The Marines worked with the Army and other services to practice suppression of enemy air defenses, or SEAD. Stewart called it one big coordination effort, which was evident as watches were synchronized, coordinates were written down and Marines counted down to make sure there was no delays with their radios.

Check, check, check.

Then it was time to hash out where they needed the aircraft to strike. After much chatter over the radio, a screech was heard and the Marines looked to the sky.

What looked like a small object was released from the underbelly of an F/A-18 Hornet flown by Marine Fighter Attack Squadron 112 from Joint Reserve Base Fort Worth, Texas, and seconds later a thunderous boom and plume of smoke were heard and seen.

"It's our first field operation together so we're doing a lot better than I expected," said Sgt. Robert Edwards, 1st Air Naval Gunfire Liaison Company.

This wasn't just an exercise in hitting targets, although for some that may have been the most enjoyable part. Coordinating the ground and air piece was described as an invaluable exercise in communication and one that could save lives in theater.

"This joint exercise will help them in real world situations because in places like Afghanistan a lot of these guys have to help each other and they have to be able to call for fire. If the Marines use different terminology for one thing and the Army uses another term altogether, they can find themselves in a dangerous situation," said Sgt. 1st Class David Chapman, 75th FiB.

75th FiB hosted a similar exercise only a few short months ago and already wanted to do it bigger and better the next go round.

"That's the goal of all this. They're trying to simulate as much as they can without actually having real opposing forces," said Chapman. "These are not school Marines, they're all operating Marines so for them this is real opportunity training without a lot of the dangers of combat."

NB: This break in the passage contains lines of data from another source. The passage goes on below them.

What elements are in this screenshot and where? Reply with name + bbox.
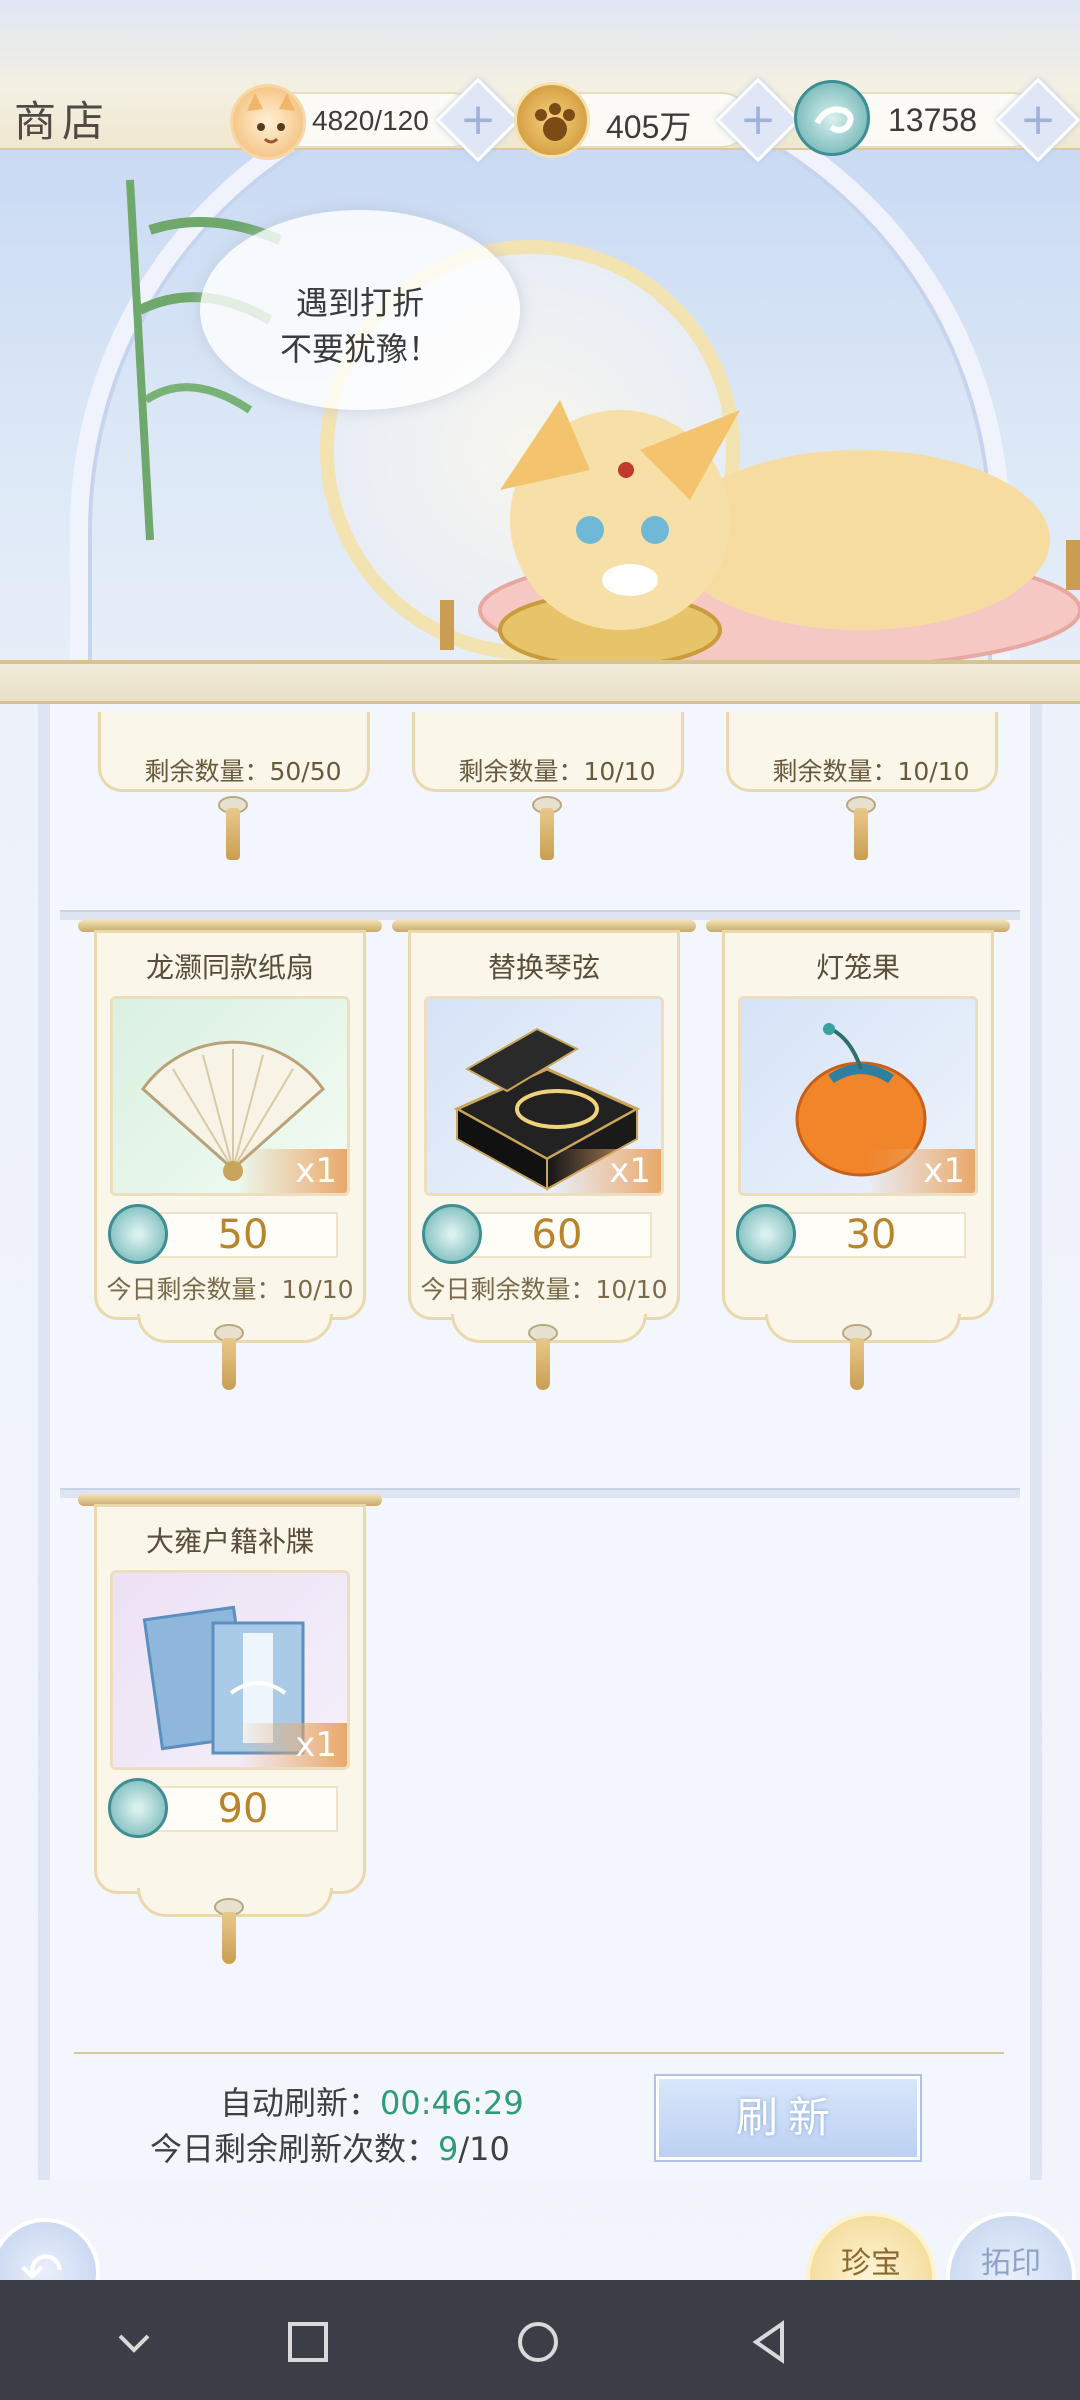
recents-square-icon[interactable] [286,2320,330,2364]
shelf-top-beam [0,660,1080,704]
refresh-count-label: 今日剩余刷新次数：9/10 [150,2124,510,2170]
jade-value: 13758 [888,102,977,138]
refresh-count-text: 今日剩余刷新次数： [150,2130,439,2168]
shop-item-card[interactable]: 灯笼果 x1 30 [706,920,1010,1390]
item-name: 龙灏同款纸扇 [145,951,314,984]
item-quantity: x1 [237,1723,347,1767]
item-name: 大雍户籍补牒 [145,1525,314,1558]
add-jade-button[interactable]: + [995,77,1080,163]
shop-item-card[interactable]: 龙灏同款纸扇 x1 50 今日剩余数量：10/10 [78,920,382,1390]
stamina-value: 4820/120 [312,105,429,136]
refresh-count-used: 9 [438,2130,459,2168]
jade-coin-icon [794,80,870,156]
refresh-count-total: /10 [458,2130,510,2168]
speech-line-1: 遇到打折 [295,284,424,322]
auto-refresh-text: 自动刷新： [220,2084,381,2122]
item-remaining: 今日剩余数量：10/10 [420,1275,668,1304]
item-quantity: x1 [237,1149,347,1193]
card-tassel [222,1338,236,1390]
string-box-icon: x1 [424,996,664,1196]
page-title: 商店 [14,97,111,146]
refresh-button[interactable]: 刷新 [656,2076,920,2160]
card-tassel [540,808,554,860]
shelf-divider [60,910,1020,920]
item-price: 90 [217,1786,269,1832]
list-item[interactable]: 剩余数量：10/10 [406,712,690,862]
paper-fan-icon: x1 [110,996,350,1196]
card-tassel [222,1912,236,1964]
card-tassel [226,808,240,860]
item-name: 替换琴弦 [487,951,600,984]
speech-line-2: 不要犹豫！ [279,330,440,368]
shop-item-card[interactable]: 大雍户籍补牒 x1 90 [78,1494,382,1964]
add-gold-button[interactable]: + [715,77,801,163]
gold-value: 405万 [606,109,692,145]
chevron-down-icon[interactable] [112,2320,156,2364]
stamp-label-1: 拓印 [981,2246,1041,2281]
add-stamina-button[interactable]: + [435,77,521,163]
item-price: 50 [217,1212,269,1258]
card-tassel [850,1338,864,1390]
paw-coin-icon [514,82,590,158]
card-tassel [536,1338,550,1390]
footer-divider [74,2052,1004,2054]
shop-banner: 遇到打折 不要犹豫！ [0,150,1080,670]
item-remaining: 剩余数量：10/10 [772,757,970,786]
item-remaining: 剩余数量：50/50 [144,757,342,786]
refresh-timer: 00:46:29 [380,2084,524,2122]
top-bar: 商店 4820/120 + 405万 + 13758 + [0,0,1080,163]
household-register-icon: x1 [110,1570,350,1770]
back-triangle-icon[interactable] [748,2320,792,2364]
list-item[interactable]: 剩余数量：50/50 [92,712,376,862]
item-remaining: 今日剩余数量：10/10 [106,1275,354,1304]
home-circle-icon[interactable] [516,2320,560,2364]
treasure-label-1: 珍宝 [841,2246,901,2281]
list-item[interactable]: 剩余数量：10/10 [720,712,1004,862]
item-quantity: x1 [551,1149,661,1193]
lantern-fruit-icon: x1 [738,996,978,1196]
item-name: 灯笼果 [815,951,900,984]
item-quantity: x1 [865,1149,975,1193]
item-price: 30 [845,1212,897,1258]
auto-refresh-label: 自动刷新：00:46:29 [220,2078,524,2124]
item-remaining: 剩余数量：10/10 [458,757,656,786]
shop-item-card[interactable]: 替换琴弦 x1 60 今日剩余数量：10/10 [392,920,696,1390]
cat-face-icon [230,84,306,160]
shopkeeper-cat-icon [440,400,1080,670]
item-price: 60 [531,1212,583,1258]
card-tassel [854,808,868,860]
system-nav-bar [0,2280,1080,2400]
speech-bubble-text: 遇到打折 不要犹豫！ [240,280,480,372]
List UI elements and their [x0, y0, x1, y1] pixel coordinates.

For Fort Sill's artillerymen it was a chance to step out of the motorpool and allow them to burn some rounds. For JTACs it was a chance to maintain their currency, while others may have found it more of a re-education on past lessons.

"They are getting the kinks out. Some of our forward observers haven't controlled artillery since they were back here at school. A lot of them have just got back from Afghanistan not too long ago but it was mostly supporting the JTACs and small arms fire type of missions so they're kind of knocking the cobwebs off," said Stewart.